Members who have points on their accounts will not be able to use them, and the programme stopped members from collecting and using points after the Air Berlin’s insolvency filing.
Germany’s second largest carrier was forced to file for insolvency after its major shareholder, Etihad, pulled funding. Etihad has a 70% stake in the Top Bonus frequent flyer programme.
Air Berlin will continue flying after being bailed out to the tune of a €150 million loan from the German government.
2. Spotify signs deal with Warner Music
After two years of negotiations, Spotify and Warner Music have signed a long-term licensing deal.
The deal will allow Spotify to make Warner Music’s catalogue of artists available to its 140 million subscribers and is the final of the three music label giants to agree to long-term deals, after Universal and Sony also signed.
The deal is seen as the final obstacle for the Swedish company to list shares, which it is hoping to do via a direct listing on the New York Stock Exchange trading private stock on the public market, which allows investors to buy shares from existing owners without raising money.
3. Non-executive director course launched
University of Edinburgh Business School is offering a new programme that aims to teach participants what it means to be a non-executive director.
The experiential course has been developed in partnership with executive search and selection firm, FWB Park Brown and will cover topics including the audit committee, managing boardroom dynamics, understanding conflict and gaining influence, the remuneration committee and the role of a non-executive director in a crisis.
The programme features workshops delivered by some of the UK’s most senior company executives, including: Gary Hughes, Chairman, Audit Committee, Booker Group plc; George Elliott, Chairman, Craneware plc; Isobel Sharp, Non-executive Director, IMI plc; Crawford Gillies, Chairman, Remuneration Committee, Barclays plc; Ian Marchant, Chairman, The Wood Group plc.
The four intensive evening sessions will run between September and December 2017, led by the Business School’s Professor John Amis.
4. SMEs hit by HMRC for VAT underpayment
HMRC collected an extra £3.4 billion from small and medium sized businesses through investigations into the under-payment of VAT in 2016/17.

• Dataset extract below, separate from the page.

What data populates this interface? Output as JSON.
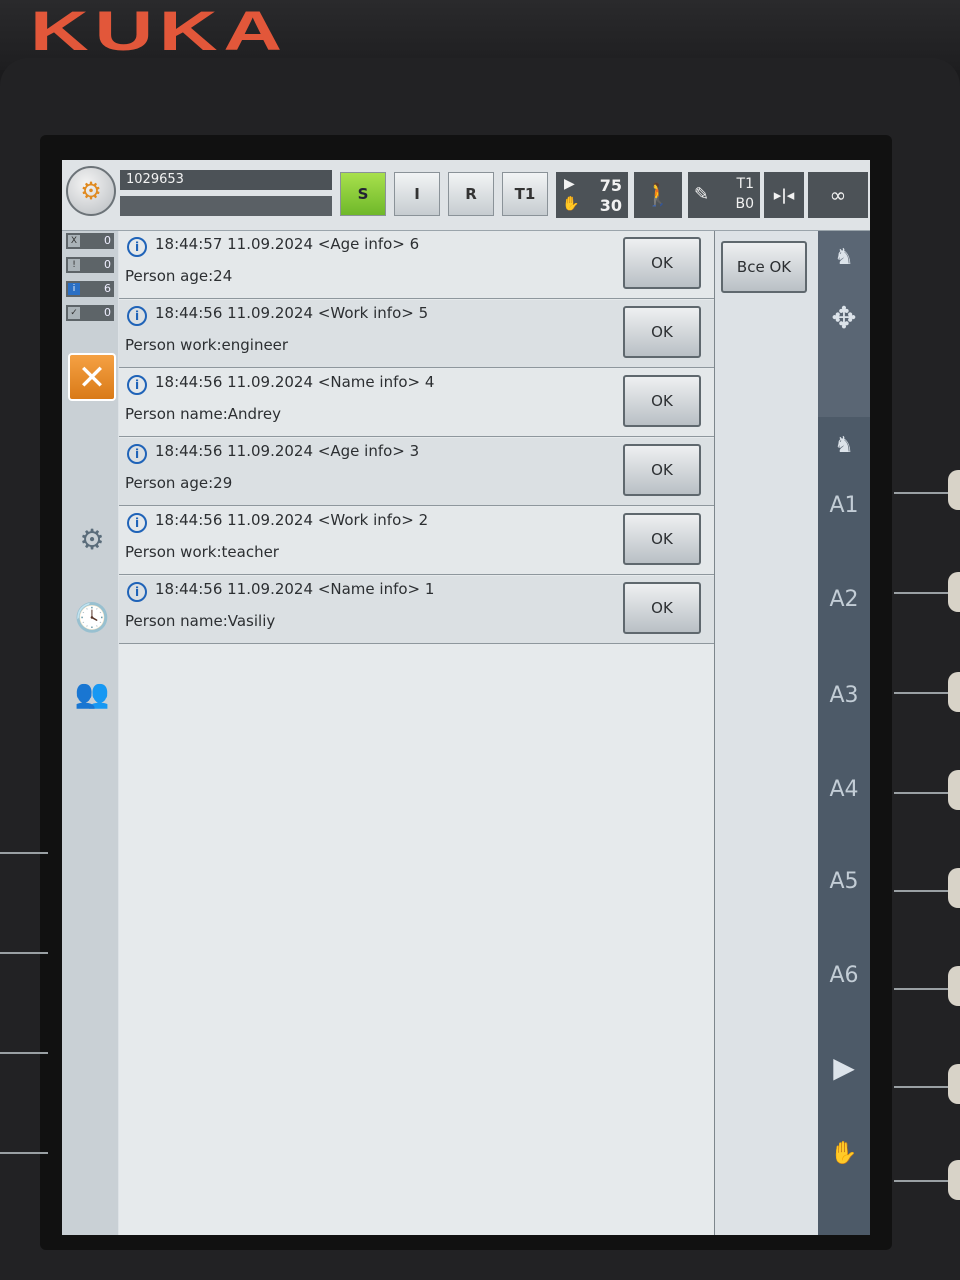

VAT revenue from SMEs accounted for 49% of the additional tax take from investigations into SMEs by HMRC’s compliance teams, up 4% from the total VAT take last year, when it made up 45%.
SMEs are being hit hard by HMRCs crack down on tax evasion, and as the investigations continue to yield good results, there is speculation that this increasing pressure on SMEs is set to continue.
5. US charges two Société Générale execs over Libor manipulation
The United States Department of Justice has indicted two French bank managers for participating in alleged Libor manipulation.
Danielle Sindzingre, 54, and Muriel Bescond, 49, were charged with one count of conspiring to transmit false reports concerning market information that tends to affect a commodity, and four counts of transmitting such false reports.
The FBI is investigating claims that when Sindzingre was Global Head of Treasury and Bescond was Head Treasury Paris at the French bank, the pair knowingly instructed their employees to submit inaccurately low Libor contributions, to make it appear that Société Générale was able to borrow money at more favourable rates than it actually was. This was allegedly done with knowledge that the true rates at which Société Générale was borrowing money were higher than the rates it was submitting as part of the Libor calculation.
In total, it is estimated that the defendants’ misconduct caused over $170 million in harm to the global financial markets, according to the indictment.